Electric car (EV) sales are growing faster than any other part of the auto industry for the first time ever.
- During the third quarter, Americans bought more than 200,000 EVs—a 67% increase over the same time period last year.
- Overall, new car sales fell 0.1%, auto industry company Kelley Blue Book reports.
- Tesla has lost market share, but still remains the most popular choice for an EV.
- The Tesla Model Y and Model 3 were the top two most popular models. Chevy Bolt EV and Bolt EUV took third place, the Ford Mustang Mach-E fourth, and Tesla Model S fifth.
Why it’s news
EVs still make up the smallest portion of vehicles on the road right now, but if the increase in sales is any indicator, that could be about to change.
Legislation from the Biden administration as well as policy changes in states like California and New York are motivating buyers and manufacturers to switch to electric.
Tesla is still the most popular EV, though its sales slipped during the third quarter. Nearly 64% of EV sales were attributed to Teslas—a decrease from 70% last year.

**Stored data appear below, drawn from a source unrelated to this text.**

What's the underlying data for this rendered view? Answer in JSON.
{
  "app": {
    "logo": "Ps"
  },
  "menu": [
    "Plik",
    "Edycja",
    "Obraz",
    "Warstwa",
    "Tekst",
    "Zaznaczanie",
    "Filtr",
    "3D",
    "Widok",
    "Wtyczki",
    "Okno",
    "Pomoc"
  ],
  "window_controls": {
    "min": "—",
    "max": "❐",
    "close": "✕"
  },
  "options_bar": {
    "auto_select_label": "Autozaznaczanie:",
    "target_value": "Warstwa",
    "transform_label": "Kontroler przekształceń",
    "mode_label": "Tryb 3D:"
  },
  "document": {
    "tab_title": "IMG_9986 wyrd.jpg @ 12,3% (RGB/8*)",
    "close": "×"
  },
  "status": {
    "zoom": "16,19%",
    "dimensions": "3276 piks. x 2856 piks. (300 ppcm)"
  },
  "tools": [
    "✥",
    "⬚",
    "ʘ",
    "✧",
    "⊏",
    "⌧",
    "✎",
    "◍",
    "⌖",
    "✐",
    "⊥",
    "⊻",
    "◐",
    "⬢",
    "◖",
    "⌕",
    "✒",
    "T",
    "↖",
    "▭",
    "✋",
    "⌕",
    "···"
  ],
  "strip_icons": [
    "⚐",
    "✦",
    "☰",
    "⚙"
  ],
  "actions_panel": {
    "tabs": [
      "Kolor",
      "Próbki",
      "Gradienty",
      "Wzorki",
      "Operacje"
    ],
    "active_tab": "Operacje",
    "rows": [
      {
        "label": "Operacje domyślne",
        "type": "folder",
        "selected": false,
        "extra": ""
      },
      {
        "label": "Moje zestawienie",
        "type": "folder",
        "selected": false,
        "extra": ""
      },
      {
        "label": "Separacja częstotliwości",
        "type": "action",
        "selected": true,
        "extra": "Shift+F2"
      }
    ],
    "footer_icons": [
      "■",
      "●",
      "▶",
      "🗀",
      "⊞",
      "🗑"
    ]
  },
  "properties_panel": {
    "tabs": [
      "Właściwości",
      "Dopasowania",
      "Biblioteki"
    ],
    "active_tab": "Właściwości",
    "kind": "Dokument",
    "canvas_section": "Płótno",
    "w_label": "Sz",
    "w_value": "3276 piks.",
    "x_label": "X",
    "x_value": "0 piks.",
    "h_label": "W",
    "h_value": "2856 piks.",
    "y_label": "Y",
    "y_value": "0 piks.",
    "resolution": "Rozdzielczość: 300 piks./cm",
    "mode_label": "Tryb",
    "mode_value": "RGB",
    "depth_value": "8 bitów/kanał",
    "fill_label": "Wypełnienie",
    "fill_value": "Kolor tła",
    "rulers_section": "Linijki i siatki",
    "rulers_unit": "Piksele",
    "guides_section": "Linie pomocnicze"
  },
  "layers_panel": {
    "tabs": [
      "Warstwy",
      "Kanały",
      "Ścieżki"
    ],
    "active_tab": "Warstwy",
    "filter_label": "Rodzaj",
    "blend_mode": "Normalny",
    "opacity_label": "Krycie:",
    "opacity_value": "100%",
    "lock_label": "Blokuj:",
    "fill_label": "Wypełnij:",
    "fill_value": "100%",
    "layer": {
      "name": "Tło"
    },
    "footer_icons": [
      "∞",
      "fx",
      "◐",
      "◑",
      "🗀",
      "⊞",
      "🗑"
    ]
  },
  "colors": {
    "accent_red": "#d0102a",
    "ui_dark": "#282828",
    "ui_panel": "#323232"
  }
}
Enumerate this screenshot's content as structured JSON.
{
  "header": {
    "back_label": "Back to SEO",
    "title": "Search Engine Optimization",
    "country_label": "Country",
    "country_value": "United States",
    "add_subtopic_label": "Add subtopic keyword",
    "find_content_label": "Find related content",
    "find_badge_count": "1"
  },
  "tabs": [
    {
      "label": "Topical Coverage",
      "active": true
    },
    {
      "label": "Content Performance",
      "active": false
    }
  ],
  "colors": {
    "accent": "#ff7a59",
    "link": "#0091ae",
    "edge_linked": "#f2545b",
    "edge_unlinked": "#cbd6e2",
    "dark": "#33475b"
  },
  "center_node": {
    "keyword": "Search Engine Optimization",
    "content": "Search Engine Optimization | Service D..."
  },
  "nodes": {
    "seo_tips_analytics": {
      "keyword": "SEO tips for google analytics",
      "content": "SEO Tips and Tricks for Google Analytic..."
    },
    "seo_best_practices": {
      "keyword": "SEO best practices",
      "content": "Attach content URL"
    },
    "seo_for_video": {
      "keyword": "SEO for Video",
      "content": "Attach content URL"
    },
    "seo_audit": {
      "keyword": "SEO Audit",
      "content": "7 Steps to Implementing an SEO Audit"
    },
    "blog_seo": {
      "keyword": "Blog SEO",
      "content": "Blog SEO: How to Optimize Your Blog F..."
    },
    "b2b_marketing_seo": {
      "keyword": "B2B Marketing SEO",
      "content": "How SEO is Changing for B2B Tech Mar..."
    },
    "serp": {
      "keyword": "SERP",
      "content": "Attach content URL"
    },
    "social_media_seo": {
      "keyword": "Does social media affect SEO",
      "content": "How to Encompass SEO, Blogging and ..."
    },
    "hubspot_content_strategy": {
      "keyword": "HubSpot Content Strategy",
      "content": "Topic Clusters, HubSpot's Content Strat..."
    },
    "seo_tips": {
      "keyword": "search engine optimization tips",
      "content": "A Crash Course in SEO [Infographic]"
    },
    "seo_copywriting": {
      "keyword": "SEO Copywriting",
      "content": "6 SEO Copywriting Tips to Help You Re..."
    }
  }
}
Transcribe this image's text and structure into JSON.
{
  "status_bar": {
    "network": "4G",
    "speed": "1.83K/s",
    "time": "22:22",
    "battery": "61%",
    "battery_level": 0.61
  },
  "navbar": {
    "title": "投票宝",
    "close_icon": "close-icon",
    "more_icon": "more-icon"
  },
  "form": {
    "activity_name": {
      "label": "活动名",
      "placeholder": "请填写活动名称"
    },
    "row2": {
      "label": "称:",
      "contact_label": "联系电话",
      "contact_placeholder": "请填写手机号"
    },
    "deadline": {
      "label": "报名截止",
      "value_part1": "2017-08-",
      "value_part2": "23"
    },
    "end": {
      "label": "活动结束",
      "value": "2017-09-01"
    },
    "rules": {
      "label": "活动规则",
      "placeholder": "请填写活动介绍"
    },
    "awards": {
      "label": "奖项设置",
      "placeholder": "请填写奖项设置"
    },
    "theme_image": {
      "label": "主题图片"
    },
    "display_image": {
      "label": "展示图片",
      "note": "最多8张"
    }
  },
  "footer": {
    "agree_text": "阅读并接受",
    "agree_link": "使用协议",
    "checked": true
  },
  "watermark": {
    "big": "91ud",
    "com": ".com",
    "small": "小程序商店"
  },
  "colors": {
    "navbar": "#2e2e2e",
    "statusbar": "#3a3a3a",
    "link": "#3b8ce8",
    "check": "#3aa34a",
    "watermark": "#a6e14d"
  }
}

Sales of hybrid vehicles have been gradually declining. Toyota remains the top hybrid seller. Nearly half of hybrids sold in the U.S. were Toyotas.
Backing up a bit
New York Governor Kathy Hochul announced earlier this year that the state will require all new vehicles sold after 2035 to emit zero emissions.
Hochul had announced this deadline in 2021, but due to federal regulations New York had to wait for California to make its own law.
In addition to the ban on sales of gas cars, Hochul announced an expansion of New York’s EV rebate program—adding $10 million.
New York will also be receiving a total of $175 million in federal funding to expand its existing charging station network
California Governor Gavin Newsom originally announced a plan to phase out gas vehicles two years ago in an executive order, however recently announced percentage rules have set an established timetable for automakers to follow.
The Golden State’s plan will work by incrementally increasing the amount of new car sales required to be electric. Currently, 15% of new car sales in California must be electric. By 2026, that number will increase to 35% and 68% by 2030.